Aquí no suena nada cuando van a ser las 12:00. Ni antes, ni después.
No es mito: es silencio del puro. El mismo que hace siempre en este suburbio rodeado de lagos, patos y gansos (que me persiguen con la esperanza de que les dé comida; yo no sé cómo quitármelos de encima, me dan te-rror).
Que aquí –al menos en este primerísimo diciembre– yo no siento que es Navidad, aunque vea tiendas repletas de gente desesperada comprando. Aunque haga frío y haya que salir con bufanda. Aunque Santa Claus tenga un bosque sólo para él y opaque al niño Jesús, sin hacer ningún esfuerzo. Aunque las casas estén repletas de luces. Aunque un par de personas en la calle me hayan dicho "Happy Holidays".
Que aquí consigues hallacas de cualquier tipo. Vegetarianas, de pollo, de carne, mixtas, con o sin cochino: cuestan de 6 a 8 dólares. Hojas de plátano en Sedano’s por si uno mismo quiere hacerlas, y harina pan amarilla para no estar moliendo maíz. También venden pan de jamón en las panaderías Don Pan, todos los ingredientes para hacer una ensalada de gallina y el eggnog que supuestamente se parece al ponche crema.

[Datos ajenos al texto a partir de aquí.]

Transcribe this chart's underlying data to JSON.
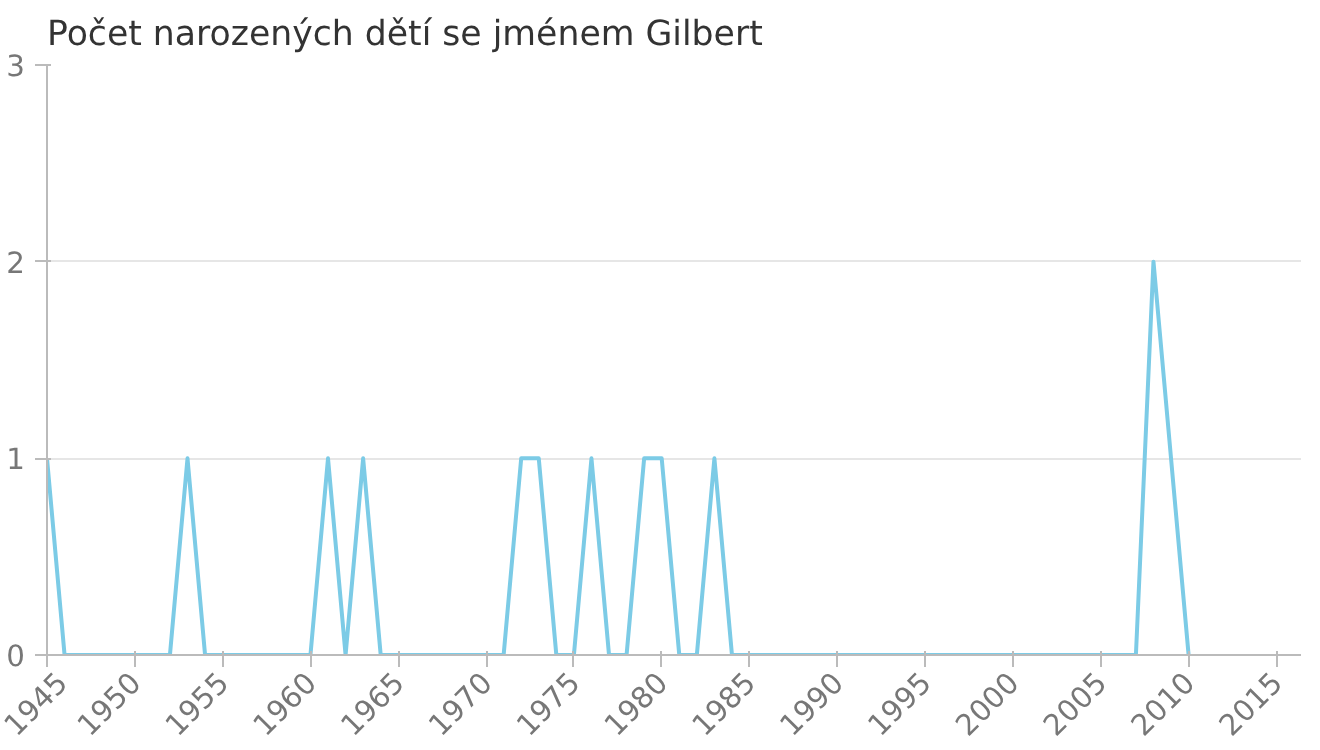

Pero nada de eso importa porque aunque es lo mismo, no es igual. Porque estas fechas son –o eran– tradición: una práctica que a través de los años repetía por inercia. Y por eso la nostalgia. Porque el rojo y el verde siempre habían significado gentío en la casa, intercambios de regalos, perros nerviosos por el escándalo, abrazos, mucha risa y el encuentro con la gente querida. Con la gente de siempre.
Entonces sí: en Mayami, la Navidad está bien… pero es distinta.